What then about Boulez? Another of Andrew Marr's guests was Simon Jenkins, who bravely voiced the opinion that he didn't much take to the Frenchman's music - it reminded him, he said, of the brutalist architecture of the 1960s. Interestingly Jenkins, not a man given to displays of public humility, made this confession in apologetic terms. But why? I don't like Liszt, or Saint-Saens, or for that matter Phil Collins, Kasabian, Dido and a hundred other mediocrities. It's nothing to apologise for.

When Aimard was asked to describe Boulez, I knew, in the pause which followed, what he was going to say. An intellectual, replied Aimard. But if Boulez is an intellectual, I'm a banana. An intellectual is someone brainier than the rest of us who thinks rarified thoughts and reaches the right conclusion. But Boulez reached the wrong conclusion. He thought that the rigorous systems of total serialism would make "better" music (whatever that means); moreover he poured buckets of personal vitriol over those who disagreed with him, and used his own personal power to dominate the institutions of French music - and the aesthetics of modern music generally - for half a century.

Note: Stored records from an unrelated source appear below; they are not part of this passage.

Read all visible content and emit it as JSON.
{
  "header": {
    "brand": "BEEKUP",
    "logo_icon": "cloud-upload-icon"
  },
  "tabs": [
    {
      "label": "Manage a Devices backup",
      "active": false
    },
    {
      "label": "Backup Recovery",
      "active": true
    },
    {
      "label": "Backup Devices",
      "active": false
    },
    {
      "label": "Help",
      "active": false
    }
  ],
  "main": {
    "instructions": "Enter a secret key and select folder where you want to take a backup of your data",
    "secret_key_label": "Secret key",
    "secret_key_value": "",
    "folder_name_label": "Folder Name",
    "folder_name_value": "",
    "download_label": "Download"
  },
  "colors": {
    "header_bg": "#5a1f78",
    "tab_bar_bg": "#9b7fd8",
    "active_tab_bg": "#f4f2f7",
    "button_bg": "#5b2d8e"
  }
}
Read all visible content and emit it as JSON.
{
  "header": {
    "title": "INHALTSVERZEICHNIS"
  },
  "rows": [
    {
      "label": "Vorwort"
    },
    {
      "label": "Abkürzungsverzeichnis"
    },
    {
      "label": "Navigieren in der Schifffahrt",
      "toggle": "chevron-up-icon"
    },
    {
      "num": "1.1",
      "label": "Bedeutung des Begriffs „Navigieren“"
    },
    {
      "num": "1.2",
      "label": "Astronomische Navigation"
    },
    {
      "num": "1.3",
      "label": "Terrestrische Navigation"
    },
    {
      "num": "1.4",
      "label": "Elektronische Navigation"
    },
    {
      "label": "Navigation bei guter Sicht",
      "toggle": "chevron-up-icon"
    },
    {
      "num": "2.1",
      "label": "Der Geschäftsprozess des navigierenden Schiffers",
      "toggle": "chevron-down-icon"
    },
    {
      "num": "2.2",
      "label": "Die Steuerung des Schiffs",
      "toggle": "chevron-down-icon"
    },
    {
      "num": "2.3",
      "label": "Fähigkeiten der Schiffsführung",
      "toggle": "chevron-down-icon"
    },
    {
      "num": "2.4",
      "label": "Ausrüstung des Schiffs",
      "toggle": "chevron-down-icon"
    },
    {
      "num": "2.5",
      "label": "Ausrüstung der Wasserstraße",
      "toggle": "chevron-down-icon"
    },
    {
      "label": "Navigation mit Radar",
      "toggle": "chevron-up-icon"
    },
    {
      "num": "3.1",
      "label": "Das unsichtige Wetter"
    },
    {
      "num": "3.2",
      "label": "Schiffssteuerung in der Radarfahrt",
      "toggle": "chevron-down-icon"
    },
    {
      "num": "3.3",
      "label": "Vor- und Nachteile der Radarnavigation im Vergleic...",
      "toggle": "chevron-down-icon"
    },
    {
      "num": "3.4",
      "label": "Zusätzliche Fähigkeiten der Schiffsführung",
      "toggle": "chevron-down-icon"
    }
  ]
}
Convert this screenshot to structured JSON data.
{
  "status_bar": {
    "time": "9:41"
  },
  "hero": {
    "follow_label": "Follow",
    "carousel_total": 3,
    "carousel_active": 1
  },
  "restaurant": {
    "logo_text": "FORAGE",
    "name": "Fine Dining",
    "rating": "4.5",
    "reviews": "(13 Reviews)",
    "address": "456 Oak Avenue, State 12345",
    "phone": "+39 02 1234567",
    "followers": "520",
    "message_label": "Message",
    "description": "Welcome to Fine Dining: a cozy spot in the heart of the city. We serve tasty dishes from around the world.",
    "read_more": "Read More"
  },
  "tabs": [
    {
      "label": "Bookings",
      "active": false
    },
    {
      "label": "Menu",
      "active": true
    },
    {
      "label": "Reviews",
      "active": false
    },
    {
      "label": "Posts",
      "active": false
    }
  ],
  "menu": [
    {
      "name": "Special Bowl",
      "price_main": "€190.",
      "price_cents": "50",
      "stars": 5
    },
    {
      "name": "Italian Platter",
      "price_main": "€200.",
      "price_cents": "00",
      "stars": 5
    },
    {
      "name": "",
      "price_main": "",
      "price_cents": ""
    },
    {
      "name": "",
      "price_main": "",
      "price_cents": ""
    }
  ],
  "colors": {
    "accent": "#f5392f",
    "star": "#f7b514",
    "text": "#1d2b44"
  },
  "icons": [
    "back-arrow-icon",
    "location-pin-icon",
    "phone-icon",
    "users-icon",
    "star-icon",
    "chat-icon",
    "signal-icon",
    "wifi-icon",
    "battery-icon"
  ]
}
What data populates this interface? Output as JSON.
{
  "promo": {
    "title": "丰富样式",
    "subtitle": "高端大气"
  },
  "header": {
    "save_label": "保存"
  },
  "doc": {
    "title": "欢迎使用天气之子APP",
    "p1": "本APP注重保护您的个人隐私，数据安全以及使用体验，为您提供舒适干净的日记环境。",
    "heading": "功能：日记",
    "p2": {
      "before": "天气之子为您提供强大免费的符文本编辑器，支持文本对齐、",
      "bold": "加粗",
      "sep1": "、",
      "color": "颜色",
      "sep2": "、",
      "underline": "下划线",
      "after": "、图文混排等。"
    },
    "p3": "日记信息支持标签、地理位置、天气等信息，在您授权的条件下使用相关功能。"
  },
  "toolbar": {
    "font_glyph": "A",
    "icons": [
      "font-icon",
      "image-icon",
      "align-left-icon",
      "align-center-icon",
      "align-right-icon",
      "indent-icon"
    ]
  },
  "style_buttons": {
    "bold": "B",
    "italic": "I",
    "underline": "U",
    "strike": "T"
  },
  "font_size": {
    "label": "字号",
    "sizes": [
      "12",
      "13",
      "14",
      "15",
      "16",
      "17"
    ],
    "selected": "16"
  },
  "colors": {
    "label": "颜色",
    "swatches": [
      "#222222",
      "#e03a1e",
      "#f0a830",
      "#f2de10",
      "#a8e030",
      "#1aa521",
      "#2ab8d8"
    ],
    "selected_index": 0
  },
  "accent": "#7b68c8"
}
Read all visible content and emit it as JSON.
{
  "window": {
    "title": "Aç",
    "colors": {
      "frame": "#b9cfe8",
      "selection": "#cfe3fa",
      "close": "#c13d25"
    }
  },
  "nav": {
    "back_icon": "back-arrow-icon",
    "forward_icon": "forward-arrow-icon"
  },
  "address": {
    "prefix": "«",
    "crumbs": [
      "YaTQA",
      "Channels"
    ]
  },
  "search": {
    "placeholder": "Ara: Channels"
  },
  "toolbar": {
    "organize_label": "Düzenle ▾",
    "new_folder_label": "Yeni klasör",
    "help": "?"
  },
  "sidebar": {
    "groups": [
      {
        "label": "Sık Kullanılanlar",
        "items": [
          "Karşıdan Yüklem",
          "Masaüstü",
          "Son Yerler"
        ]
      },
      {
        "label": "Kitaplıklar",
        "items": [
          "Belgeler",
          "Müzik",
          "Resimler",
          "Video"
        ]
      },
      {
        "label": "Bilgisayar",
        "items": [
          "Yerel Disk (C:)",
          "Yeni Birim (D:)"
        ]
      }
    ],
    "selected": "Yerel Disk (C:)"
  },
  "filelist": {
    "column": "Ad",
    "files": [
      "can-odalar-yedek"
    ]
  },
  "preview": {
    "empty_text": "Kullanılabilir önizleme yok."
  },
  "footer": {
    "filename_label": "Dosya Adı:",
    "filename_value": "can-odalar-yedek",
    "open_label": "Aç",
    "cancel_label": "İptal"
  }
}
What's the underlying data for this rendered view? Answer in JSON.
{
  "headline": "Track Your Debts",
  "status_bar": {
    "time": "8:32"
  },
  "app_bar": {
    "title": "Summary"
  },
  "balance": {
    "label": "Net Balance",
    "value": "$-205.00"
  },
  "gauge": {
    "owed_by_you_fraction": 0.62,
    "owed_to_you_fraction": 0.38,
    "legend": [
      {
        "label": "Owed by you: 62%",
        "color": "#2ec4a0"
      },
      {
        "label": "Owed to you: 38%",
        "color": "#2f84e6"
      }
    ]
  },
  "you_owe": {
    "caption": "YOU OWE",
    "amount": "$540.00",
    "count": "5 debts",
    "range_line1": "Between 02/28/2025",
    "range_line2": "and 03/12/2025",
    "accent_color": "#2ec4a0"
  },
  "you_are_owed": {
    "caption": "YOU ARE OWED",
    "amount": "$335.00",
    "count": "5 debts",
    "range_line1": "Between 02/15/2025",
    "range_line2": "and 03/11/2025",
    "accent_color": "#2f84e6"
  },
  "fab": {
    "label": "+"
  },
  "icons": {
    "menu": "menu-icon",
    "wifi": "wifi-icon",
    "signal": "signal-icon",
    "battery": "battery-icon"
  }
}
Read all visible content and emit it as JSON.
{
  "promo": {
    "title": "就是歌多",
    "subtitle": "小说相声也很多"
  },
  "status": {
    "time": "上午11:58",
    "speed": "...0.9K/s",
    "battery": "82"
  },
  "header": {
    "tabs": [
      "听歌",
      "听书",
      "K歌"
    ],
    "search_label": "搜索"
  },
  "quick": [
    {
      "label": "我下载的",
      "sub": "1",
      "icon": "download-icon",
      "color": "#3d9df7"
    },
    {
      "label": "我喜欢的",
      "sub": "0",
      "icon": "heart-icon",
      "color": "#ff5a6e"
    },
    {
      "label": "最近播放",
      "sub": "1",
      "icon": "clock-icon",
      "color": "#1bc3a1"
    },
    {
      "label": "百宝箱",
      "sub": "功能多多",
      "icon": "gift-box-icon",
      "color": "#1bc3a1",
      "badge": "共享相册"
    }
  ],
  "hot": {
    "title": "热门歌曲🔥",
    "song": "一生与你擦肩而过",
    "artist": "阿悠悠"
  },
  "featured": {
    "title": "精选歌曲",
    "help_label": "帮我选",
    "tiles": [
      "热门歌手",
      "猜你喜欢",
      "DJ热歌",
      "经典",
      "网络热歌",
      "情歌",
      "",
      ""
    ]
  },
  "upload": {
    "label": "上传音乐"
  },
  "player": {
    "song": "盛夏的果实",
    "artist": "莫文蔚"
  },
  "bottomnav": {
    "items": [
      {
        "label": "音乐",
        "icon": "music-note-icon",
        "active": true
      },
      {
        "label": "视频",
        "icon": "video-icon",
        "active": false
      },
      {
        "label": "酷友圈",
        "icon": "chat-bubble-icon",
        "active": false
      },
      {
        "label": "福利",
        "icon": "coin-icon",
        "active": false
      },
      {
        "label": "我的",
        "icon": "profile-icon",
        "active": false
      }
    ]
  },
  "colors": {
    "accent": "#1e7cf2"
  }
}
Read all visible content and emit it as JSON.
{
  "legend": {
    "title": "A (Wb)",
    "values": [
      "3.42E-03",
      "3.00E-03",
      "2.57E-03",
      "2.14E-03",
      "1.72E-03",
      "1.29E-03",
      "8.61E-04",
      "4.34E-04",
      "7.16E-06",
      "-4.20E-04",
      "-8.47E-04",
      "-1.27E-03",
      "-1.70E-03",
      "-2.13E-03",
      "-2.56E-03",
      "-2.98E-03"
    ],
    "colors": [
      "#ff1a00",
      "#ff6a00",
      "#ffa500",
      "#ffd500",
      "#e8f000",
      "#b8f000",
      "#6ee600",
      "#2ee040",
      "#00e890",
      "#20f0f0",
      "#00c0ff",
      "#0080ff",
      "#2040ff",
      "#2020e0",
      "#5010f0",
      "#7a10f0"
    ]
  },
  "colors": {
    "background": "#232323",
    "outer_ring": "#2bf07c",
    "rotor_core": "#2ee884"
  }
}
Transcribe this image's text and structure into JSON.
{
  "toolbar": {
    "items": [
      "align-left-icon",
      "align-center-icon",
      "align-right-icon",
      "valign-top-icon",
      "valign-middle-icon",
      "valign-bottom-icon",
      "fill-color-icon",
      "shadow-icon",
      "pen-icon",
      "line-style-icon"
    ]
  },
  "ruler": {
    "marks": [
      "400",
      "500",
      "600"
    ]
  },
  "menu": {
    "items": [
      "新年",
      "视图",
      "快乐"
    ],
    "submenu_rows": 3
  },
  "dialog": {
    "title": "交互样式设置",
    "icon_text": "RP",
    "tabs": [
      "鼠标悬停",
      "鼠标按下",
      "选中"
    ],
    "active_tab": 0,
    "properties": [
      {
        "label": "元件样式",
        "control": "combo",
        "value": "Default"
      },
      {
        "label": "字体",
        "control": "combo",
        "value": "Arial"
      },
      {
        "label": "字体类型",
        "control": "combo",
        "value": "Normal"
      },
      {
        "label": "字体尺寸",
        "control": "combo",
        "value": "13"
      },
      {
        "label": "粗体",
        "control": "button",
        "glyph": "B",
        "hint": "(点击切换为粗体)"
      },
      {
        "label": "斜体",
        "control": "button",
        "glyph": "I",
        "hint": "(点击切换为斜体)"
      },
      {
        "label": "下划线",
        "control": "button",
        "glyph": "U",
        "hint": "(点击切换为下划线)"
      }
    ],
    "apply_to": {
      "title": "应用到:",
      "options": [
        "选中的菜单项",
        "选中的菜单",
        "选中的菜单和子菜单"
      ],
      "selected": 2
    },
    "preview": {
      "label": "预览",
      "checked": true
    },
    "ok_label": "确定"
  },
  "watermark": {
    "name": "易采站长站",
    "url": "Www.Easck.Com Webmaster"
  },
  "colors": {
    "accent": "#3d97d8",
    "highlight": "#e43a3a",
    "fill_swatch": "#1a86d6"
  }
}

That a man as forthright as Jenkins should feel obliged to apologise for disliking Boulez's music is a measure of the extraordinary cultural cringe that he and his disciples have succeeded in imposing on intelligent people who like music. Hilariously, Alex Ross (in The Rest is Noise) has Boulez responding to a question about why so few major works of the fifties and sixties had become repertory pieces by saying, "Well, perhaps we did not take sufficiently into account the way music is perceived by the listener". No shit, Sherlock. I'm not even sure that Ross understands how funny this remark is.

Boulez might be better described as a Composer of the Present, in the sense that he has made a pretty good career out of ruthlessly aggressive obscurantism, exploiting the gullibility and pretentiousness of the French political classes to fund and promulgate his own work, and his view of what other people's work should be like. This view, based on the modern age's desire to incorporate the technical language of science into something - composition - which is palpably unscientific (there is after all no scientific explanation why Grieg has the x factor and Liszt does not), has caused immense damage to the cause of classical music and kept bums off seats in concert halls across the western world.

Boulez will be lucky if his music lasts as long as Liszt's. Certainly only a statistically insignificant proportion of people like it now. If he is a composer of the future, classical music is in big trouble. His tragedy, if such a successful and lucrative career can be thus described, is that he had the talent to do great things.

Perhaps he should have stuck to conducting Wagner.